*Sub-Studio in design , 16:10

Solar Decathlon- 11.01.07

annahouse2.jpgNOTCOT Note: Here’s another article from Anna Corpron of Sub-Studio!

The third-ever Solar Decathlon took place two weeks ago from October 12 - 20 at Washington D.C.’s National Mall. The Solar Decathlon was established in 2002, with the purpose of educating a new generation of students about the possibilities of energy-efficient design and also as a vehicle for educating the public about renewable energy and energy efficient homes. Twenty US and international university teams took part in the competition, with each team competing to design and build an energy-efficient solar-powered house. The various universities spend two years developing their designs and ideas, and also undertake the fundraising and technical research needed to build an energy-efficient home. The houses are essentially pre-fab units, built off-site first and then transported to Washington D.C. and reassembled on-site at the Mall.

The winning team was the Technische Universität Darmstadt from Germany. Can you imagine transporting the house from Germany to D.C. (it came by boat)? The home focused on the concept of passive energy and was designed essentially as a box with three layers - an outer layer of oak, louvered screens that generate electricity with photovoltaic energy, a middle layer consisting of energy efficient walls and windows, and an interior core that houses the kitchen, bathroom and the majority of the building systems. Besides the outer skin of screens that allow you as much or as little privacy and light as you wish, I really like the multi-functional spaces, and TUD’s innovative use of the floor which can be opened up to reveal a sleeping area. [Note: All photos are credited to Kaye Evans-Lutterodt/Solar Decathlon]


UT-Austin’s Bloom House also has an exterior screen system that allowed for flexibility of light, air and privacy. The roof houses solar collectors that heat the home’s water, including an exterior hot tub that is heated by the excess energy.

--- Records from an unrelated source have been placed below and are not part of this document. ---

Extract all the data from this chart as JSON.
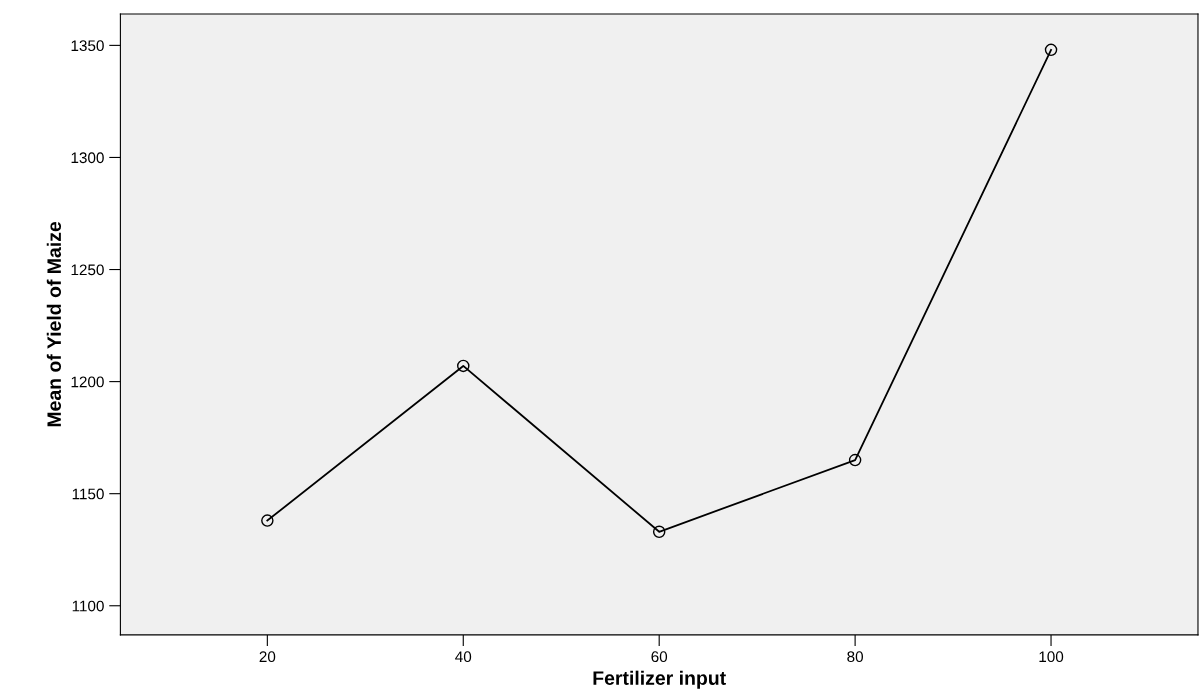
{
  "chart_data": {
    "type": "line",
    "xlabel": "Fertilizer input",
    "ylabel": "Mean of Yield of Maize",
    "x": [
      20,
      40,
      60,
      80,
      100
    ],
    "series": [
      {
        "color": "#000000",
        "values": [
          1138,
          1207,
          1133,
          1165,
          1348
        ]
      }
    ],
    "xlim": [
      5,
      115
    ],
    "xticks": [
      20,
      40,
      60,
      80,
      100
    ],
    "ylim": [
      1087,
      1364
    ],
    "yticks": [
      1100,
      1150,
      1200,
      1250,
      1300,
      1350
    ],
    "marker": "circle",
    "line_style": "solid",
    "grid": false,
    "legend": false
  }
}
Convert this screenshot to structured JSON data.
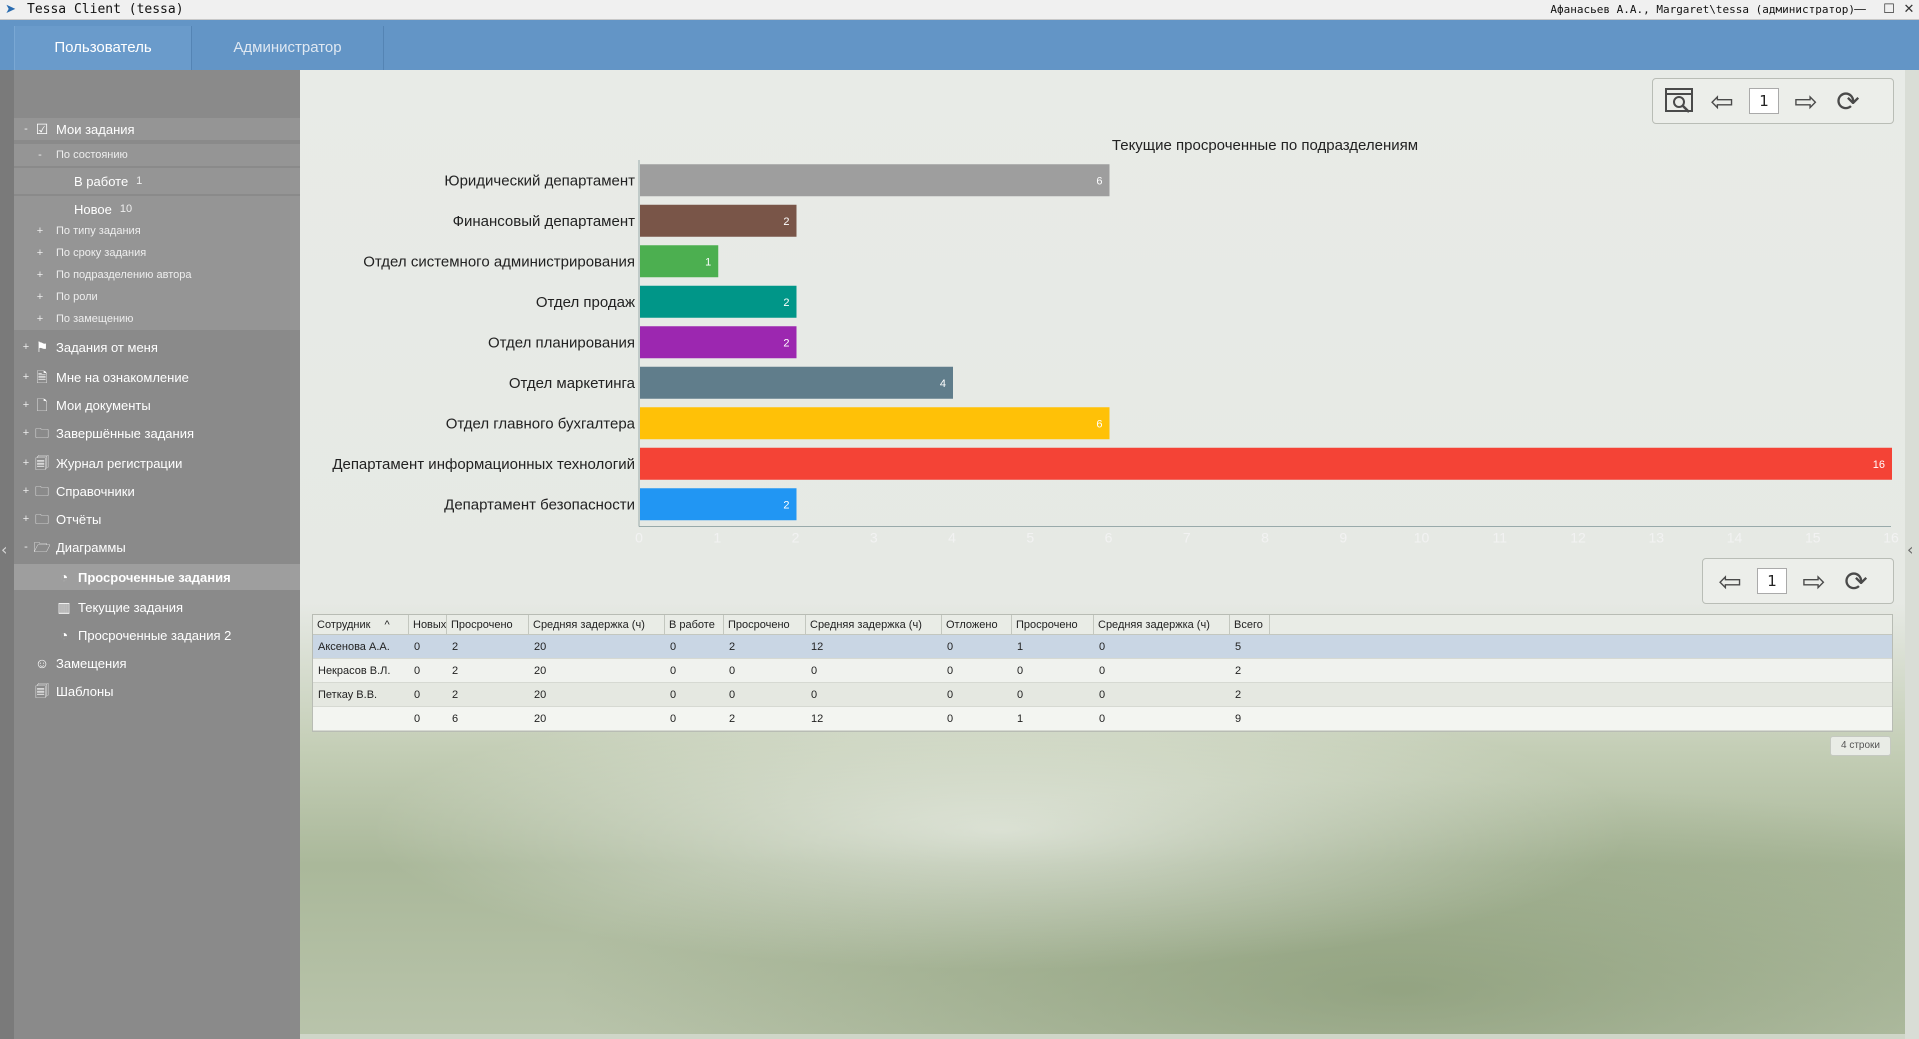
{
  "window": {
    "title": "Tessa Client (tessa)",
    "user": "Афанасьев А.А., Margaret\\tessa (администратор)",
    "icons": [
      "app-bird-icon",
      "minimize-icon",
      "maximize-icon",
      "close-icon"
    ]
  },
  "tabs": [
    {
      "label": "Пользователь",
      "active": true
    },
    {
      "label": "Администратор",
      "active": false
    }
  ],
  "sidebar": {
    "items": [
      {
        "label": "Мои задания",
        "toggle": "-",
        "icon": "clipboard-check-icon",
        "level": 0
      },
      {
        "label": "По состоянию",
        "toggle": "-",
        "level": 1
      },
      {
        "label": "В работе",
        "count": "1",
        "level": 2
      },
      {
        "label": "Новое",
        "count": "10",
        "level": 2
      },
      {
        "label": "По типу задания",
        "toggle": "+",
        "level": 1
      },
      {
        "label": "По сроку задания",
        "toggle": "+",
        "level": 1
      },
      {
        "label": "По подразделению автора",
        "toggle": "+",
        "level": 1
      },
      {
        "label": "По роли",
        "toggle": "+",
        "level": 1
      },
      {
        "label": "По замещению",
        "toggle": "+",
        "level": 1
      },
      {
        "label": "Задания от меня",
        "toggle": "+",
        "icon": "signpost-icon",
        "level": 0
      },
      {
        "label": "Мне на ознакомление",
        "toggle": "+",
        "icon": "document-eye-icon",
        "level": 0
      },
      {
        "label": "Мои документы",
        "toggle": "+",
        "icon": "document-icon",
        "level": 0
      },
      {
        "label": "Завершённые задания",
        "toggle": "+",
        "icon": "folder-icon",
        "level": 0
      },
      {
        "label": "Журнал регистрации",
        "toggle": "+",
        "icon": "journal-icon",
        "level": 0
      },
      {
        "label": "Справочники",
        "toggle": "+",
        "icon": "folder-icon",
        "level": 0
      },
      {
        "label": "Отчёты",
        "toggle": "+",
        "icon": "folder-icon",
        "level": 0
      },
      {
        "label": "Диаграммы",
        "toggle": "-",
        "icon": "folder-open-icon",
        "level": 0
      },
      {
        "label": "Просроченные задания",
        "icon": "pie-chart-icon",
        "level": 1,
        "selected": true
      },
      {
        "label": "Текущие задания",
        "icon": "bar-chart-icon",
        "level": 1
      },
      {
        "label": "Просроченные задания 2",
        "icon": "pie-chart-icon",
        "level": 1
      },
      {
        "label": "Замещения",
        "icon": "users-icon",
        "level": 0
      },
      {
        "label": "Шаблоны",
        "icon": "documents-icon",
        "level": 0
      }
    ]
  },
  "toolbar_top": {
    "page": "1",
    "icons": [
      "search-window-icon",
      "arrow-left-icon",
      "arrow-right-icon",
      "refresh-icon"
    ]
  },
  "toolbar_mid": {
    "page": "1",
    "icons": [
      "arrow-left-icon",
      "arrow-right-icon",
      "refresh-icon"
    ]
  },
  "chart_data": {
    "type": "bar",
    "orientation": "horizontal",
    "title": "Текущие просроченные по подразделениям",
    "categories": [
      "Юридический департамент",
      "Финансовый департамент",
      "Отдел системного администрирования",
      "Отдел продаж",
      "Отдел планирования",
      "Отдел маркетинга",
      "Отдел главного бухгалтера",
      "Департамент информационных технологий",
      "Департамент безопасности"
    ],
    "values": [
      6,
      2,
      1,
      2,
      2,
      4,
      6,
      16,
      2
    ],
    "colors": [
      "#9e9e9e",
      "#795548",
      "#4caf50",
      "#009688",
      "#9c27b0",
      "#607d8b",
      "#ffc107",
      "#f44336",
      "#2196f3"
    ],
    "xlim": [
      0,
      16
    ],
    "xticks": [
      "0",
      "1",
      "2",
      "3",
      "4",
      "5",
      "6",
      "7",
      "8",
      "9",
      "10",
      "11",
      "12",
      "13",
      "14",
      "15",
      "16"
    ],
    "grid": false,
    "legend": "none"
  },
  "table": {
    "columns": [
      "Сотрудник",
      "Новых",
      "Просрочено",
      "Средняя задержка (ч)",
      "В работе",
      "Просрочено",
      "Средняя задержка (ч)",
      "Отложено",
      "Просрочено",
      "Средняя задержка (ч)",
      "Всего"
    ],
    "sort_indicator": "^",
    "rows": [
      [
        "Аксенова А.А.",
        "0",
        "2",
        "20",
        "0",
        "2",
        "12",
        "0",
        "1",
        "0",
        "5"
      ],
      [
        "Некрасов В.Л.",
        "0",
        "2",
        "20",
        "0",
        "0",
        "0",
        "0",
        "0",
        "0",
        "2"
      ],
      [
        "Петкау В.В.",
        "0",
        "2",
        "20",
        "0",
        "0",
        "0",
        "0",
        "0",
        "0",
        "2"
      ],
      [
        "",
        "0",
        "6",
        "20",
        "0",
        "2",
        "12",
        "0",
        "1",
        "0",
        "9"
      ]
    ],
    "row_count": "4 строки"
  }
}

Montréal’s McGill University designed their home for the cold northern climate. The envelope of the home is insulated with soy-based polyurethane and a recycled plastic membrane. The use of plants to create a “green wall” further reduces energy loss and aids in rain water recovery. According to McGill’s Solar Decathlon webpage, “A unique feature of the home is the use of artificial intelligence for temperature control and energy use. The “house” will search the Web for the weather forecast to predict the amount of energy it will be able to produce in the days to come and how much it will need for its occupants. The system will recommend energy use choices to meet upcoming demands. The system controls heating, cooling, lighting, shading, and ventilation, all with one interface.”

Georgia Tech’s house was designed to maximize sunlight. The walls are translucent and are made of two sheets of polycarbonate that sandwich a thin layer of the insulator Aerogel. Clerestory windows bring in more light, and even the roof is translucent. It sure is pretty at night!